Post received her degree in art and sociology from Stephen F. Austin University while the school was in the violent process of desegregation.
“Going into Nacogdoches was like going into George Orwell’s world,” Post said. “It was very repressive. I was in a place where there were [racially segregated] water fountains and entrances to the movie theater. I couldn’t wear pants on campus; I hadn’t even heard the word ‘feminist.’ I just acted as if I were one.”
Post eventually settled into a job working in UT’s library system when she received the invitation to join the women’s collective that would eventually become BookWoman at the end of 1975. Among the most fiercely debated topics was the concept of having a strictly separatist “women only” space, an argument on which Post remained mostly neutral.

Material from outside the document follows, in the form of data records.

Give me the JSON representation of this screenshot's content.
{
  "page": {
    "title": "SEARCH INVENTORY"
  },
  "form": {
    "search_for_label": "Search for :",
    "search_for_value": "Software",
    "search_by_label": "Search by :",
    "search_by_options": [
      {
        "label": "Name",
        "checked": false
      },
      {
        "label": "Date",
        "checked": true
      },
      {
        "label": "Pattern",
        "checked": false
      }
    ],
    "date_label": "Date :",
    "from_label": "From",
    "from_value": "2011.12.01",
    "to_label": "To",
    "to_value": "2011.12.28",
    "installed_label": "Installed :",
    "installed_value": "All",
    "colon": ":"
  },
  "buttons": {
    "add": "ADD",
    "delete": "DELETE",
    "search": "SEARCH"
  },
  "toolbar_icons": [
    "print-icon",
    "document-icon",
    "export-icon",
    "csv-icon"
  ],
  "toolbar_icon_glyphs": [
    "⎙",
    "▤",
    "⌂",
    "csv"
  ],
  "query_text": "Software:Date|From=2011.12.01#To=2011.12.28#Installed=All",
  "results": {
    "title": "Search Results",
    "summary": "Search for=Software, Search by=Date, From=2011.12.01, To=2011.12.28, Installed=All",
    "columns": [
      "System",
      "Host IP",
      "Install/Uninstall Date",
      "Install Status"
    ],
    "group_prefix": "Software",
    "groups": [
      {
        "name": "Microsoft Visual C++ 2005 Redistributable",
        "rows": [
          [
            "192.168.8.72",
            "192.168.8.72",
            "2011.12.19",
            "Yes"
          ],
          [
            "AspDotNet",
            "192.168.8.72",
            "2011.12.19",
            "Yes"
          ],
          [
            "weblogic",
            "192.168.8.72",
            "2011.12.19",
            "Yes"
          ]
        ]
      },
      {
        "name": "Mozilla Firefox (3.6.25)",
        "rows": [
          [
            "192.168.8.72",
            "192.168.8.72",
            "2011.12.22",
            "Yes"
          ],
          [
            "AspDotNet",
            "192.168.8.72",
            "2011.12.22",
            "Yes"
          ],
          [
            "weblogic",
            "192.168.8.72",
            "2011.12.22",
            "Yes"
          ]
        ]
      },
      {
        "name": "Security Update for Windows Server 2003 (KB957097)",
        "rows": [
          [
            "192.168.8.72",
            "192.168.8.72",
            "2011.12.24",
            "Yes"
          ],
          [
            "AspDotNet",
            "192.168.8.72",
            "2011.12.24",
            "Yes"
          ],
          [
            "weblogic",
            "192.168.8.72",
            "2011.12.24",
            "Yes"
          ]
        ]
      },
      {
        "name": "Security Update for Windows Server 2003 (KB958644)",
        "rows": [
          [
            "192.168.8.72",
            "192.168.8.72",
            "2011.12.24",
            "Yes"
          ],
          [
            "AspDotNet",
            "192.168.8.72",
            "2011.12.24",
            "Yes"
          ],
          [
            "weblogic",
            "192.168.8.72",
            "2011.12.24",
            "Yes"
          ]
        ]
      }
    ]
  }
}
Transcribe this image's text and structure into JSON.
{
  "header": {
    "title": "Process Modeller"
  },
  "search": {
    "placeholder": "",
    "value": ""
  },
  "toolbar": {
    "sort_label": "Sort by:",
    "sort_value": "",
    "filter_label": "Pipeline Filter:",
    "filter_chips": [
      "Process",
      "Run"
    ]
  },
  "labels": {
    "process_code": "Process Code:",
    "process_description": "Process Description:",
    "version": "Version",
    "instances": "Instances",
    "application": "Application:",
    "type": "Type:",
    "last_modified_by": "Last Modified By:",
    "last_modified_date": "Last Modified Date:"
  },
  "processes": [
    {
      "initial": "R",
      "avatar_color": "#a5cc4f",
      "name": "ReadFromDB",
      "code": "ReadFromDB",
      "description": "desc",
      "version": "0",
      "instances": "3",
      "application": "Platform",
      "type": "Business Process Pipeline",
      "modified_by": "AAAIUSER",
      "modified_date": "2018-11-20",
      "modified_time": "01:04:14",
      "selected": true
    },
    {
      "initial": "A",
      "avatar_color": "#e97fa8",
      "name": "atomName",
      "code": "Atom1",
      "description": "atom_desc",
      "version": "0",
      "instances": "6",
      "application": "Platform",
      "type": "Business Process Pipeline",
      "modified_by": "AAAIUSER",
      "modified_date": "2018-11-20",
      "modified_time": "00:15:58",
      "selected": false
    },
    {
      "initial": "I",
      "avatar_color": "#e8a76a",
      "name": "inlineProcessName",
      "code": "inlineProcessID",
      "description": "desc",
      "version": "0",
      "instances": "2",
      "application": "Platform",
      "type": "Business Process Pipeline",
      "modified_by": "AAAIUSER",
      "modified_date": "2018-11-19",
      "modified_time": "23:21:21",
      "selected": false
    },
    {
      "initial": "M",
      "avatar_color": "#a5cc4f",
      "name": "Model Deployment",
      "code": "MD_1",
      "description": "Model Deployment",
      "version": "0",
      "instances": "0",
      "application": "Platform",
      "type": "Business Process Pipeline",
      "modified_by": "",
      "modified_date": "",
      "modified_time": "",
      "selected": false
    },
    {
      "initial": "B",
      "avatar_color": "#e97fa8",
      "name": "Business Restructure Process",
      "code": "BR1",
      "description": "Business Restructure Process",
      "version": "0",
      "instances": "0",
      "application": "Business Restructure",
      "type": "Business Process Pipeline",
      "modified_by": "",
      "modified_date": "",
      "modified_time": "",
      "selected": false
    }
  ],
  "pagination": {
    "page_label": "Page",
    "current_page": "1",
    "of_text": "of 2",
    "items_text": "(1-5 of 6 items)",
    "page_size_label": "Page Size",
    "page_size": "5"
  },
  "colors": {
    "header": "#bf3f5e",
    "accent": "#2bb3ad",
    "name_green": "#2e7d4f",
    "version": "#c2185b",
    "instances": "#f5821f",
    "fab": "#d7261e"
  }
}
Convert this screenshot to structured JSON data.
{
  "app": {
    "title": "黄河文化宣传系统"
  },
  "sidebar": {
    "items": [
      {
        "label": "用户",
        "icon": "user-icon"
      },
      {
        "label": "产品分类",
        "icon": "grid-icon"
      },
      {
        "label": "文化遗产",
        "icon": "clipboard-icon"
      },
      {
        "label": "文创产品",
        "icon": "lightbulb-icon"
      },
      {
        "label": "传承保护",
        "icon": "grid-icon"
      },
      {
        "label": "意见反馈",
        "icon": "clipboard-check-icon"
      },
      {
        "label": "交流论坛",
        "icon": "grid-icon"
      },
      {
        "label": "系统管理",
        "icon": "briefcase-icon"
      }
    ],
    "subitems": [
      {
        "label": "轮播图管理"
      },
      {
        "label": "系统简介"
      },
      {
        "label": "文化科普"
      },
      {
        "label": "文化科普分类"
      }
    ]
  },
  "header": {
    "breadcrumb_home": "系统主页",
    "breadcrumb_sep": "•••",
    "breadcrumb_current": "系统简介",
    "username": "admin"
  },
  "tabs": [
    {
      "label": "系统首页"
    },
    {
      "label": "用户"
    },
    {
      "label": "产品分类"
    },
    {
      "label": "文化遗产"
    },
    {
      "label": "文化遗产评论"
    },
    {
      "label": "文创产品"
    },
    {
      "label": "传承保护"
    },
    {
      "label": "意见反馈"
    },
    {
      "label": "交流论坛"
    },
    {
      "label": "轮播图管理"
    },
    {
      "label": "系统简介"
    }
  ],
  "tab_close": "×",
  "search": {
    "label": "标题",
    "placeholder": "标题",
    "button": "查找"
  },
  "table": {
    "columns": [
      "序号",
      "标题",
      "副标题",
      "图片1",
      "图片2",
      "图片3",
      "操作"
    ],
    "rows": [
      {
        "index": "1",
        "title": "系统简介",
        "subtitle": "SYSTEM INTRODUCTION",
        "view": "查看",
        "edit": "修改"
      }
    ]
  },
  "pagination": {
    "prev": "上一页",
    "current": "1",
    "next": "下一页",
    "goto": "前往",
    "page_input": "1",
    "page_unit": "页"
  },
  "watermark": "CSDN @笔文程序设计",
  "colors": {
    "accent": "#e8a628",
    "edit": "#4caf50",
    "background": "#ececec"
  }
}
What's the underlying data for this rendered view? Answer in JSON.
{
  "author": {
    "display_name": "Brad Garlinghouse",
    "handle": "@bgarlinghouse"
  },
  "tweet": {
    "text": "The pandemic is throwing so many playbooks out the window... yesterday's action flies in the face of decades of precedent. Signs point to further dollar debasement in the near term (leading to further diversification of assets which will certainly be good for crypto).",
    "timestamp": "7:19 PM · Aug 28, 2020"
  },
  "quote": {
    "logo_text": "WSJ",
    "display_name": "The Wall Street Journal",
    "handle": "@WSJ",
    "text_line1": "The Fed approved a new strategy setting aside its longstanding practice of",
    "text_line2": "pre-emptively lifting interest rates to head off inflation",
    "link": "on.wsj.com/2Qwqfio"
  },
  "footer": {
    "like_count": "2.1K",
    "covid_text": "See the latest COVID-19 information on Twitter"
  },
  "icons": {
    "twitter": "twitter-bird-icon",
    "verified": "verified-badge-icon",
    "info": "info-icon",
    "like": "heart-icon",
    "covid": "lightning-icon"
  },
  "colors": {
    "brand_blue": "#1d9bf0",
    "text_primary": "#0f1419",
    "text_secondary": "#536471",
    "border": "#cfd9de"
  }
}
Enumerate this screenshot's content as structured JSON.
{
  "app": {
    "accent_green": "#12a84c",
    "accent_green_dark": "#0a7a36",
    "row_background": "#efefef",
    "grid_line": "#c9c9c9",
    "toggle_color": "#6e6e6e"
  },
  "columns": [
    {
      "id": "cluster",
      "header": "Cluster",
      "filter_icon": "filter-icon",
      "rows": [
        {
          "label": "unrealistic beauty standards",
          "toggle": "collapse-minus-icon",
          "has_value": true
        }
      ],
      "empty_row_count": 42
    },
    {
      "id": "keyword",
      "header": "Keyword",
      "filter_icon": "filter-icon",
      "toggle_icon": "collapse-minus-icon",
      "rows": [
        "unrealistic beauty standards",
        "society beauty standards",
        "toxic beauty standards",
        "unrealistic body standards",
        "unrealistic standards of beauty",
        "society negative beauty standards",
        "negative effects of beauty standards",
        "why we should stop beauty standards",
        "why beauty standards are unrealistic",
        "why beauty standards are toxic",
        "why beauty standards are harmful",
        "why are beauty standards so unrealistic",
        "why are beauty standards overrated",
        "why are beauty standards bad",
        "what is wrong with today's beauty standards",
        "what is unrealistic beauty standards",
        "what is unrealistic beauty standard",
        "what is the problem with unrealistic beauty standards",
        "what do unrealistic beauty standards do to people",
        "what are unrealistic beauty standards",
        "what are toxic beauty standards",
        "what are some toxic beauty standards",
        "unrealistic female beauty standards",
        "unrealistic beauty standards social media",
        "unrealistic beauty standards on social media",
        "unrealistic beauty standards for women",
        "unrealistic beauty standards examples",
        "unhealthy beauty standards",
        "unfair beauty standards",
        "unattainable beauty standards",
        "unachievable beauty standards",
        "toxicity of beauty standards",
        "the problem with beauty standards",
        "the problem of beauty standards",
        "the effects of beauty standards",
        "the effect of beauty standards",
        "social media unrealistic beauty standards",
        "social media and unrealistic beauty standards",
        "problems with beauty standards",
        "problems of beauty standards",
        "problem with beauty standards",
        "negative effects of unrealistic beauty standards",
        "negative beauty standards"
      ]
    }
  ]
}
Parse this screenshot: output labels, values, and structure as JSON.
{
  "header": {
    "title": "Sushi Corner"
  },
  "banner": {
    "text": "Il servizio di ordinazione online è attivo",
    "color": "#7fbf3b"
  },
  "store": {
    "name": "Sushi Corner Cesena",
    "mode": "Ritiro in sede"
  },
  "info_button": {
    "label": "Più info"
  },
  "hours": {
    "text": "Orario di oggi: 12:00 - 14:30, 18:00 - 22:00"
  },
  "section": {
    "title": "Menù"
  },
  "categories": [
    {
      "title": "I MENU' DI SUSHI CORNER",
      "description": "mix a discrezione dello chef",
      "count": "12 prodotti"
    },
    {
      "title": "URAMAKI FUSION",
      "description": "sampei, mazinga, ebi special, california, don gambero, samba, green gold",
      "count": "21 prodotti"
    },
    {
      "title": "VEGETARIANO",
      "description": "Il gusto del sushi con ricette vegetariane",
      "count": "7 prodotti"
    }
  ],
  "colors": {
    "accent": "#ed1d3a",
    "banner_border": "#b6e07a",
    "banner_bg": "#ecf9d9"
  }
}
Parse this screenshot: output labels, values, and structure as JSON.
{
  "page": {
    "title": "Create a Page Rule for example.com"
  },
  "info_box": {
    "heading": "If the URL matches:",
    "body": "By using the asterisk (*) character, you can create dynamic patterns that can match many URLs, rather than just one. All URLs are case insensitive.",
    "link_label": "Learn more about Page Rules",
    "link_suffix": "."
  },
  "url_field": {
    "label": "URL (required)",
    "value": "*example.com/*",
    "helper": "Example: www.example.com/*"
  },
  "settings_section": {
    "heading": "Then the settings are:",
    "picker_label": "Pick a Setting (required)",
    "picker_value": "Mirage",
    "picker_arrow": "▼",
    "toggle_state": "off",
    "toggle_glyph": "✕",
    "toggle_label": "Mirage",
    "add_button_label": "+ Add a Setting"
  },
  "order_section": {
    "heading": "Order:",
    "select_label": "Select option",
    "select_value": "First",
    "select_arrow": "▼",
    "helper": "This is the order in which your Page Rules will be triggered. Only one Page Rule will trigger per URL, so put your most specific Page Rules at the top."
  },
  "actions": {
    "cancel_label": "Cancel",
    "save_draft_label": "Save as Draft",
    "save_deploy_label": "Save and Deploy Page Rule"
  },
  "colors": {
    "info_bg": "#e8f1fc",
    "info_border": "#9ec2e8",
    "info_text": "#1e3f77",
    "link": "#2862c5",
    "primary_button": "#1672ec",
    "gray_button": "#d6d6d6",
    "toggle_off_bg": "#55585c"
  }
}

“The thinking was: ‘We can’t find women on the shelves; we can’t find material that might be objectionable to men — Why would we let men into our bookstores? We want a space for women in which we can control things, including the atmosphere,’” Post said.
Eventually, BookWoman became the welcoming yet strongly female-focused space is todayPost, who seems able to conjure knowledge about any volume in her store with instantaneous ease, says it isn’t the issues that have changed for women over the years but the approach that needs to be taken toward them. She references the need for equal pay for women working in the same positions as men, the need for more women in high-level professional positions and women’s reproductive and health rights as some of the issues that still need attention.
“Back then, it was all about consciousness-raising, making people aware of the issues,” Post said. “Nowadays, it’s about coaching women through those issues, telling them what can be done about them. So often, people think they can sign an online petition and that’s all it takes.”
One of Post’s greatest wishes for the future is a greater intergenerational dialogue about women’s rights, especially on the local level.
“How cool would it be to have a panel discussion of older feminists and younger ones in the area to talk about the issues and how things have changed?” Post said, smiling. “I’m not a theorist, I’m more of a worker. But there are people who have really thought about this stuff.”
Post is a busy woman and admitted she lacks the time and resources to organize such an event. She hopes that the material BookWoman supplies will continue to foster such discussion about women’s place in the world. After all, she knows from experience that information is everything.